The first, and perhaps the last, thorough study of the artist’s oeuvre saw the light of day 1983 – it is Leonid Vladych’s essay-cum-album Oleksii Shovkunenko. In 2009 the Kherson Art Museum published the proceedings of an international conference devoted to the artist’s 125th birth anniversary. Yet neither the museum nor any other institution has done any periodic and more detailed research. In the view of Vladyslava DIACHENKO, art researcher and Kherson Art Museum associate, this is not sufficient.
“Oleksii Shovkunenko has not yet been adequately appreciated, although his works can be considered classical today.
The artist was a luminary of his time, the second half of the 20th century. Shovkunenko not only painted pictures – he also taught as professor of painting at what was then Kyiv Art Institute (Kyiv Academy of Arts now).
In spite of this, the early period of his creative life still remains almost unstudied.
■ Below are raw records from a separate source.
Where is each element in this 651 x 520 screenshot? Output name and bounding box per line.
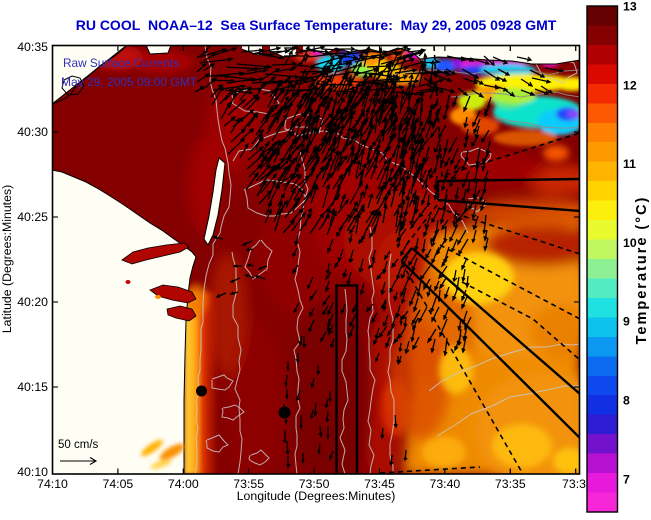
svg-text:40:10: 40:10 xyxy=(17,465,48,479)
svg-text:Temperature (°C): Temperature (°C) xyxy=(634,196,650,345)
svg-text:50 cm/s: 50 cm/s xyxy=(58,439,99,451)
svg-text:74:05: 74:05 xyxy=(103,477,134,491)
svg-text:73:35: 73:35 xyxy=(495,477,526,491)
svg-text:Longitude (Degrees:Minutes): Longitude (Degrees:Minutes) xyxy=(237,489,396,503)
svg-text:40:35: 40:35 xyxy=(17,40,48,54)
svg-text:73:55: 73:55 xyxy=(233,477,264,491)
svg-text:40:30: 40:30 xyxy=(17,125,48,139)
svg-text:74:10: 74:10 xyxy=(37,477,68,491)
svg-text:11: 11 xyxy=(623,157,636,171)
svg-text:12: 12 xyxy=(623,78,637,92)
svg-text:13: 13 xyxy=(623,0,637,14)
svg-text:73:40: 73:40 xyxy=(430,477,461,491)
svg-text:73:50: 73:50 xyxy=(299,477,330,491)
svg-text:10: 10 xyxy=(623,236,637,250)
svg-text:Raw Surface Currents: Raw Surface Currents xyxy=(63,56,179,70)
svg-text:74:00: 74:00 xyxy=(168,477,199,491)
svg-text:8: 8 xyxy=(623,394,630,408)
svg-text:RU COOL NOAA–12 Sea Surface: RU COOL NOAA–12 Sea Surface Temperature:… xyxy=(76,17,557,33)
svg-text:May 29, 2005 09:00 GMT: May 29, 2005 09:00 GMT xyxy=(61,75,198,89)
svg-text:40:15: 40:15 xyxy=(17,380,48,394)
svg-text:40:25: 40:25 xyxy=(17,210,48,224)
svg-text:73:3: 73:3 xyxy=(562,477,586,491)
svg-text:73:45: 73:45 xyxy=(364,477,395,491)
svg-text:Latitude (Degrees:Minutes): Latitude (Degrees:Minutes) xyxy=(0,185,14,333)
svg-text:40:20: 40:20 xyxy=(17,295,48,309)
svg-text:9: 9 xyxy=(623,315,630,329)
svg-text:7: 7 xyxy=(623,472,630,486)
Incidentally, he was not a traditional socialist realist. The artist’s canvases clearly show the signs of impressionism, which he was reproached for at the time.”
The artist spent his green years in Kherson. Then he studied at the Odesa Art School and, later, at the Petersburg Academy of Arts’ studio of Vasyl Savinsky, a professor of historical painting. In 1937 Shovkunenko won the gold medal as best aquarellist at the International Exhibition in Paris.
The 1958 Brussels Fair awarded him a silver medal for watercolors and graphics on the construction of the Dnipro Hydroelectric Plant. As a matter of fact, this series, “Dniprobud,” launched the style of industrial landscape in the oeuvre of Shovkunenko and in Ukrainian art in general.
Ms. Diachenko says that Shovkunenko’s canvases typically show a broad stroke of the paintbrush and bright juicy colors. What remains especially expressive and masterly executed in his works is the light and air medium.
The Kherson museum keeps 152 works of the artist, including paintings, graphics, pastels, and watercolors. The artist’s works can also be found in the museums of Kyiv, Odesa, and Mykolaiv.
“Shovkunenko’s socialist realism is perhaps no longer topical today, but what always remains topical is professionalism and talent, which the Kherson artist never lacked,” the art researcher emphasizes, “for the artist was in fact an impressionist (even though he had never called himself so) even in a vise-like grip of social realism.”